Below, we column-bind the predictions to the original fraud sample of 500, and filter down to the 1 fraudulent transaction. In doing so, we see that the deployed model did successfully find the fraudulent transaction.
actuals <- cbind(predictions, actuals)
actuals[1:8] %>% dplyr::filter(Class == 1)
This is a quick-n-dirty confusion matrix, created by first establishing a decision threshold (probability cut-point) of 0.8. Any transaction with a probability exceeding 80% will be considered fraudulent and flagged. The predictions are cross-tabbed against the actuals, for an accuracy of 100%. All non-fraud transactions were correctly classified as ‘0’, and the 1 fraudulent transaction was correctly classified as a ‘1’.
Again, while this seems encouraging, we are only testing on a 500 transaction sample. A more robust testing proceedure should be completed.

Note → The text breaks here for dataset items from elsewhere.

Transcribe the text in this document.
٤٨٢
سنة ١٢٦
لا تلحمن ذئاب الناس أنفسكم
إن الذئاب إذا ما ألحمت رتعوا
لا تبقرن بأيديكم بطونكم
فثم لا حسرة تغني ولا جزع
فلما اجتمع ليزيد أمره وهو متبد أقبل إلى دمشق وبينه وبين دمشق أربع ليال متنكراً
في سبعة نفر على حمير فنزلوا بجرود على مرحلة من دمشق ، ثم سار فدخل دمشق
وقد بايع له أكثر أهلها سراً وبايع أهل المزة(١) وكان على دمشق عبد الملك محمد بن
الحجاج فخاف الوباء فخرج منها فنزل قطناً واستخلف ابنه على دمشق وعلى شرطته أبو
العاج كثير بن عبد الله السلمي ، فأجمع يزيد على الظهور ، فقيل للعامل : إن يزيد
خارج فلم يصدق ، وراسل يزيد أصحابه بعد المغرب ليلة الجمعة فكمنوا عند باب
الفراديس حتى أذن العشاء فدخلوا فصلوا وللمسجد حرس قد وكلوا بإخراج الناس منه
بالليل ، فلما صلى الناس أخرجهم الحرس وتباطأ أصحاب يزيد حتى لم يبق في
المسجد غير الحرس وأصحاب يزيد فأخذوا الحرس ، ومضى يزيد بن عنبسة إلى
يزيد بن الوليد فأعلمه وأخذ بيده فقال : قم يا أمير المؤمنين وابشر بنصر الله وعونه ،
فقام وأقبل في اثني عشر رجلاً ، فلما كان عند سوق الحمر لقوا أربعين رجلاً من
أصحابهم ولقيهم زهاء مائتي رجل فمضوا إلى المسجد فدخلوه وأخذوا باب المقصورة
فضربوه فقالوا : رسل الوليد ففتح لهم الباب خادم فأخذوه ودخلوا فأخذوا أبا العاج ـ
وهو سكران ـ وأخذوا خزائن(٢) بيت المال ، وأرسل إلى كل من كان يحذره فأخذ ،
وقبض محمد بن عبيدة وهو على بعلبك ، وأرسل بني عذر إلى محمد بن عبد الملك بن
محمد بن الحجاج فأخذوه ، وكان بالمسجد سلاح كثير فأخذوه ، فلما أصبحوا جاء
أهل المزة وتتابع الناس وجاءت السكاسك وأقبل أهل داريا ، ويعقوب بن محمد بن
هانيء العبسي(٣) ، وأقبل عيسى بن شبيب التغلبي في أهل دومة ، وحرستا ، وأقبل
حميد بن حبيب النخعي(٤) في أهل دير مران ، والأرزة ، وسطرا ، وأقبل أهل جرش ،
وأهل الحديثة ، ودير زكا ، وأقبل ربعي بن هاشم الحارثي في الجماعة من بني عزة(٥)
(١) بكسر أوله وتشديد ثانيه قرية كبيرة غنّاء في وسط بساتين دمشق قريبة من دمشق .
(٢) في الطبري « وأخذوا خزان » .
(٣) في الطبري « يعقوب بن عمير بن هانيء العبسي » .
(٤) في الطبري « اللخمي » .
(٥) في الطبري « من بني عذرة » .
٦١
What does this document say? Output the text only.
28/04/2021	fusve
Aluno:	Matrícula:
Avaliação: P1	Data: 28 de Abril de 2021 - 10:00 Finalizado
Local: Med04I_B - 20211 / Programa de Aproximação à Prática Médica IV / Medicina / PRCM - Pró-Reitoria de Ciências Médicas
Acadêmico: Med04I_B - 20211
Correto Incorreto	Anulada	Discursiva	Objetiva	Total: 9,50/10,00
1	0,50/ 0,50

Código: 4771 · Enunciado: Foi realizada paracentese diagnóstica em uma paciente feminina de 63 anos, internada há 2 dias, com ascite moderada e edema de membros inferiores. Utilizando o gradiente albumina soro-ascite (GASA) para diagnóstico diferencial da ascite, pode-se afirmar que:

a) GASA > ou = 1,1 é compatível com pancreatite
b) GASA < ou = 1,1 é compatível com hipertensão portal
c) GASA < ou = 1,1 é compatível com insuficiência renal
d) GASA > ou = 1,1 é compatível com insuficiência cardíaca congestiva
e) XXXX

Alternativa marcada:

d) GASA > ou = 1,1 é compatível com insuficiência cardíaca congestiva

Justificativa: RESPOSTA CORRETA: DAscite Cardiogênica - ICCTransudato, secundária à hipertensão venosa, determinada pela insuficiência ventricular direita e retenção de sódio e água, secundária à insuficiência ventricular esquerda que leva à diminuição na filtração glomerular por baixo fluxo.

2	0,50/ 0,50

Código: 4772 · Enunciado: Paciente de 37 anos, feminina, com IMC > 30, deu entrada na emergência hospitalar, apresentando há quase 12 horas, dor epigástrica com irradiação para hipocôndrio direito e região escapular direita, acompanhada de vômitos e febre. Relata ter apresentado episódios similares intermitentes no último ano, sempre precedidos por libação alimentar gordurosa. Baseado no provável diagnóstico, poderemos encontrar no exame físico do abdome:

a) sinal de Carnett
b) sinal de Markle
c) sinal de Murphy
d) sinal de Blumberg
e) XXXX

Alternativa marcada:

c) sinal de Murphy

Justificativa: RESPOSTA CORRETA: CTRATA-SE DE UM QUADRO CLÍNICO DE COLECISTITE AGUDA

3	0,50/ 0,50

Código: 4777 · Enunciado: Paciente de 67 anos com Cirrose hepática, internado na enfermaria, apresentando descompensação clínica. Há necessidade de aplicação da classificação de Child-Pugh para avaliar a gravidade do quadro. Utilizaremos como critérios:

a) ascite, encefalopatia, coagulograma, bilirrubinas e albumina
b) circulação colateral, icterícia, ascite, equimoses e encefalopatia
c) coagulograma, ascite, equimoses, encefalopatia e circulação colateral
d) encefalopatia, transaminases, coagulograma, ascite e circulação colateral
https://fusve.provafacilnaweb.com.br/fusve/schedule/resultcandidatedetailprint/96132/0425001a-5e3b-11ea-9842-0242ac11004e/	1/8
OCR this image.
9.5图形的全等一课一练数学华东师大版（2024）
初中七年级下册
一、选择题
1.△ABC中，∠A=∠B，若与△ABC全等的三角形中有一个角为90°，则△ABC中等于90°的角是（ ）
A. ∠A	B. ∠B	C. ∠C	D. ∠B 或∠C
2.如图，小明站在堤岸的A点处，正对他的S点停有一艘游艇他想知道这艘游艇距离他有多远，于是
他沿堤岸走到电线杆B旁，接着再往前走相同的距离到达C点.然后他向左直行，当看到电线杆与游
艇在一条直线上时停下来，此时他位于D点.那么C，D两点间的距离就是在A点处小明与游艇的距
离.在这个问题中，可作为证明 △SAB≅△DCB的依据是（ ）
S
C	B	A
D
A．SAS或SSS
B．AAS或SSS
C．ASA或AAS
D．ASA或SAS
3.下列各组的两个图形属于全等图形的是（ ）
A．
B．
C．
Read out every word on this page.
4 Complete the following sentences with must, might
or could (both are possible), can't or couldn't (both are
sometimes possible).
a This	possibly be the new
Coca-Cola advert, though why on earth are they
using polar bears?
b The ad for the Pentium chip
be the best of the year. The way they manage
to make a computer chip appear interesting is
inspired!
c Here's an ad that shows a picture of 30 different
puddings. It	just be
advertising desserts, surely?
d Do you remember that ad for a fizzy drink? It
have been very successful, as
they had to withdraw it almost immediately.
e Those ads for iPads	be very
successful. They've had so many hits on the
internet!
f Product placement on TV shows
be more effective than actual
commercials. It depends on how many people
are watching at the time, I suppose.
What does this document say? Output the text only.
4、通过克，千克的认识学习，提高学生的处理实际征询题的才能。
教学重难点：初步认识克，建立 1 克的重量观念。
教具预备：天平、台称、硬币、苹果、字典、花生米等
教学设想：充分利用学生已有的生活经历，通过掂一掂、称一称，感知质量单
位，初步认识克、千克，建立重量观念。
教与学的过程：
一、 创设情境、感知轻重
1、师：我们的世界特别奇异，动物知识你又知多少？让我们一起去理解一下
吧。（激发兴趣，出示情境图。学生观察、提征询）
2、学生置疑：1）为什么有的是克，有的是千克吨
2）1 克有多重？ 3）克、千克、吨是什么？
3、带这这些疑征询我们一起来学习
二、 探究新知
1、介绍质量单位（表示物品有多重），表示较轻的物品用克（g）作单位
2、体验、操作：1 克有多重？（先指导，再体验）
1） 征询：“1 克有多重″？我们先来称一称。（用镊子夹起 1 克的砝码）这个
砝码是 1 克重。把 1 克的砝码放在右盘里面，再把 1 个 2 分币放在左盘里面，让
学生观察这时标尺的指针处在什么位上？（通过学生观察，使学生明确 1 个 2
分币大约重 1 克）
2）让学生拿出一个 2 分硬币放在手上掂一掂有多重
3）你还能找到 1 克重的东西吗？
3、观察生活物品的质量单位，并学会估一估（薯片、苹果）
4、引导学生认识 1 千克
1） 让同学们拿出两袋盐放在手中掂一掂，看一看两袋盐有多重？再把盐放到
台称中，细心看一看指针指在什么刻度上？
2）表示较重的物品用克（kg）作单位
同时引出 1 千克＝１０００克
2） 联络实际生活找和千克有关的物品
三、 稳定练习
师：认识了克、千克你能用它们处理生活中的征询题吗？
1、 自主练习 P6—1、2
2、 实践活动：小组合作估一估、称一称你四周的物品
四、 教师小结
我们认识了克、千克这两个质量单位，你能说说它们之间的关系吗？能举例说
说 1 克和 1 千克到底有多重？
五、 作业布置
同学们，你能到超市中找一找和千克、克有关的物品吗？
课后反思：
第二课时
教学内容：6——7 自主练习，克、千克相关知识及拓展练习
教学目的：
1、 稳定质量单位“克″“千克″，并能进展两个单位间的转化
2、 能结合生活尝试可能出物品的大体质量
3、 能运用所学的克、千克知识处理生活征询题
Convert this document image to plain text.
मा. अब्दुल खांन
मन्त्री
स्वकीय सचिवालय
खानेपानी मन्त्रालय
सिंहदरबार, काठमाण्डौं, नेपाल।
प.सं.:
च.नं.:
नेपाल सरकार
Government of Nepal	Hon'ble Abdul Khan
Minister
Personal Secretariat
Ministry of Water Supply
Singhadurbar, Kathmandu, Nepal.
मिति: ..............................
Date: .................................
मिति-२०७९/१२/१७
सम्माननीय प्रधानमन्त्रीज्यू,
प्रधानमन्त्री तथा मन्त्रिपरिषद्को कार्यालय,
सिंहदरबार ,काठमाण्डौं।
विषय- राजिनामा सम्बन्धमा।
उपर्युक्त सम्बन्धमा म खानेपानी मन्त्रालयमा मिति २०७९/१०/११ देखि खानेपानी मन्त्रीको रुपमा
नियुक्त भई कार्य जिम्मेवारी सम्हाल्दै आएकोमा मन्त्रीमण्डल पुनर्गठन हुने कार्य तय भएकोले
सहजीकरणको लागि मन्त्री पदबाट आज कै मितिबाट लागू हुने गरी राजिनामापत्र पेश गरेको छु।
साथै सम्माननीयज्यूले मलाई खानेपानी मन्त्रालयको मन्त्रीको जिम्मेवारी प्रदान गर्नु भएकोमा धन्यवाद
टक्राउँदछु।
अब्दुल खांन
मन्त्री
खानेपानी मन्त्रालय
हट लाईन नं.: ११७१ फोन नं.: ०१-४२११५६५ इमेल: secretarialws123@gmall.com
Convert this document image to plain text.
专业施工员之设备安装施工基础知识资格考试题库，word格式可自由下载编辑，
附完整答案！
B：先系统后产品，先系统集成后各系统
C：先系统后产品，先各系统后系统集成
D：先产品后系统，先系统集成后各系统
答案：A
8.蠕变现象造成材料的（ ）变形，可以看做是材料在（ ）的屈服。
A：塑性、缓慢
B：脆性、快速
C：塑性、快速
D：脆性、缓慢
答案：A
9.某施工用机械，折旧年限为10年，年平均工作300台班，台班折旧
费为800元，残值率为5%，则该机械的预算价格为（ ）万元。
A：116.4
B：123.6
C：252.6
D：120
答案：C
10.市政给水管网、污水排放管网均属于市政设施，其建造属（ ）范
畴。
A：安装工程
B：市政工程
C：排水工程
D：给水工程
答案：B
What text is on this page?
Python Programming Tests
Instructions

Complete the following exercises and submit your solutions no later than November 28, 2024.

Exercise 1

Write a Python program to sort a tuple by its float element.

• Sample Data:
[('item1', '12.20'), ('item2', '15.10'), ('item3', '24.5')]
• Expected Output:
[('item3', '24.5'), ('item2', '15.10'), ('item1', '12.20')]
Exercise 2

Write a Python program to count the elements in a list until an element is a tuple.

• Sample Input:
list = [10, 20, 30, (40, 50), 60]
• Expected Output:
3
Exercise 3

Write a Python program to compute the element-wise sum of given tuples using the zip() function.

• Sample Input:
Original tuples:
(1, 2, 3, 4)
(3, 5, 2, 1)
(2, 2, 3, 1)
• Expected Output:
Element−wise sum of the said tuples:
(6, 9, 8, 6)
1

# use decision threshold for binary classification
actuals <- actuals %>%
dplyr::mutate(pred_class = ifelse(predictions > 0.9,
as.numeric(1),
as.numeric(0)))
# create confusion matrix
table(actuals$pred_class, actuals$Class)
##
## 0 1
## 0 499 0
## 1 0 1
The results of the demo using XGBoost on the Kaggle Credit Card Fraud data were promising. Admittedly, the heavy lifting had been done in terms of data collection, cleaning and preprocessing. The success of the exercise can largely be attributed to the data quality and the robust strength of the XGBoost algorithm. While only a sample of the actual test data was run, achievinig a 100% accuracy was a small win. The approach outlined in this notebook could serve as a stepping stone to a fully expanded fraud detection production environment. Thanks for reading!